International Legal Studies
Moot Courts
Since 1820 HLS students have been honing their advocacy skills in moot courts. Today J.D. and LL.M. students compete around the country and the world, in a range of moot courts that include such subject matter areas as public international law, European law, and international arbitration.The Philip C. Jessup International Law Moot Court began at Harvard in 1960, as a match between two LL.M. and two J.D. students. As of 2005, Harvard teams had won the Jessup regional competition for seven years running, advancing from among over 500 teams to the final international rounds.
In 2005, LL.M. students from Belgium, Slovenia, Spain and the U.K. — the first Harvard team ever to compete — won the European Law Moot Court competition.
And every year HLS sends a team of students to Vienna to compete in the Willem C. Vis international commercial arbitration competition.

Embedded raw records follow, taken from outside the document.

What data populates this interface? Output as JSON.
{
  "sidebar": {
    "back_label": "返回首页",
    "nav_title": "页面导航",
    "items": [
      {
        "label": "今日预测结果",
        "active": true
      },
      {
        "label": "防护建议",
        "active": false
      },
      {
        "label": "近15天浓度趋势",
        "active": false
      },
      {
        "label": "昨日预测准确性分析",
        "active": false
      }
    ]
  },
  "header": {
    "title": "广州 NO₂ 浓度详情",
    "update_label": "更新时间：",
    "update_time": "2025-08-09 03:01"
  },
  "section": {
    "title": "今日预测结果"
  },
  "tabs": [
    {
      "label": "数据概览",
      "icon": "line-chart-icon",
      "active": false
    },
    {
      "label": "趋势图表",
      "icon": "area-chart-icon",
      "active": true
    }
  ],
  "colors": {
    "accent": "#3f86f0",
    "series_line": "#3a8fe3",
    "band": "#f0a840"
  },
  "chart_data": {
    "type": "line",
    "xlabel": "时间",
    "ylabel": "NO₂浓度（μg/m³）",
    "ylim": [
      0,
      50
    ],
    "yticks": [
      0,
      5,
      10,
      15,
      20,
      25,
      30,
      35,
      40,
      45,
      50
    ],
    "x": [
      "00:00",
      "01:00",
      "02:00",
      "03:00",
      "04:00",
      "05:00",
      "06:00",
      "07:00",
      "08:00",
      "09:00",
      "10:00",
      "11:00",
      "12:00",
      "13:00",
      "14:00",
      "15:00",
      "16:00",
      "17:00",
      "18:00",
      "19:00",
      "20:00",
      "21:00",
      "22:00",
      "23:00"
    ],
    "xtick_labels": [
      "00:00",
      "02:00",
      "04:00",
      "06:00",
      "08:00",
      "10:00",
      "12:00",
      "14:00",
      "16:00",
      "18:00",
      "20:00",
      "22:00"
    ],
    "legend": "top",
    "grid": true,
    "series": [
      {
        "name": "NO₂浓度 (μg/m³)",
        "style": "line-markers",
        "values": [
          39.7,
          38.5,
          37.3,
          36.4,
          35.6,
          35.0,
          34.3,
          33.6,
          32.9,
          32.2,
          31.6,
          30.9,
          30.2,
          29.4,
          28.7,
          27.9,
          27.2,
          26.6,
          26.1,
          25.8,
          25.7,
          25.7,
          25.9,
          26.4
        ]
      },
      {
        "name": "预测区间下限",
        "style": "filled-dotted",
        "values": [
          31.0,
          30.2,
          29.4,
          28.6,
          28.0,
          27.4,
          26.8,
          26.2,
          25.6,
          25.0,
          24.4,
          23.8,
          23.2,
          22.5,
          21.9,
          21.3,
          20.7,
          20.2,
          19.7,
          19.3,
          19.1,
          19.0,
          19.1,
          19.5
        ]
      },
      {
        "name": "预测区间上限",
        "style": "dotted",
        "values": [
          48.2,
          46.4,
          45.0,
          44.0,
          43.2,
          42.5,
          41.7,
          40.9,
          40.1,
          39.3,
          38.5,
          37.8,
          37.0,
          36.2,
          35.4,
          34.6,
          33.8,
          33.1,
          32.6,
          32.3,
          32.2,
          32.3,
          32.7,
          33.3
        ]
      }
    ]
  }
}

Real court cases also find their way to Harvard. Practitioners have been invited to "moot their cases" before panels of Harvard Law professors, prior to actually arguing before the U.S. Supreme Court. Lawyers involved in the Alien Tort Claims Act case first mooted it at HLS. And 2006 will see a return visit of the Navajo Supreme Court to hear a case before the student body, continuing a relationship begun in 1999 with this court of a sovereign nation.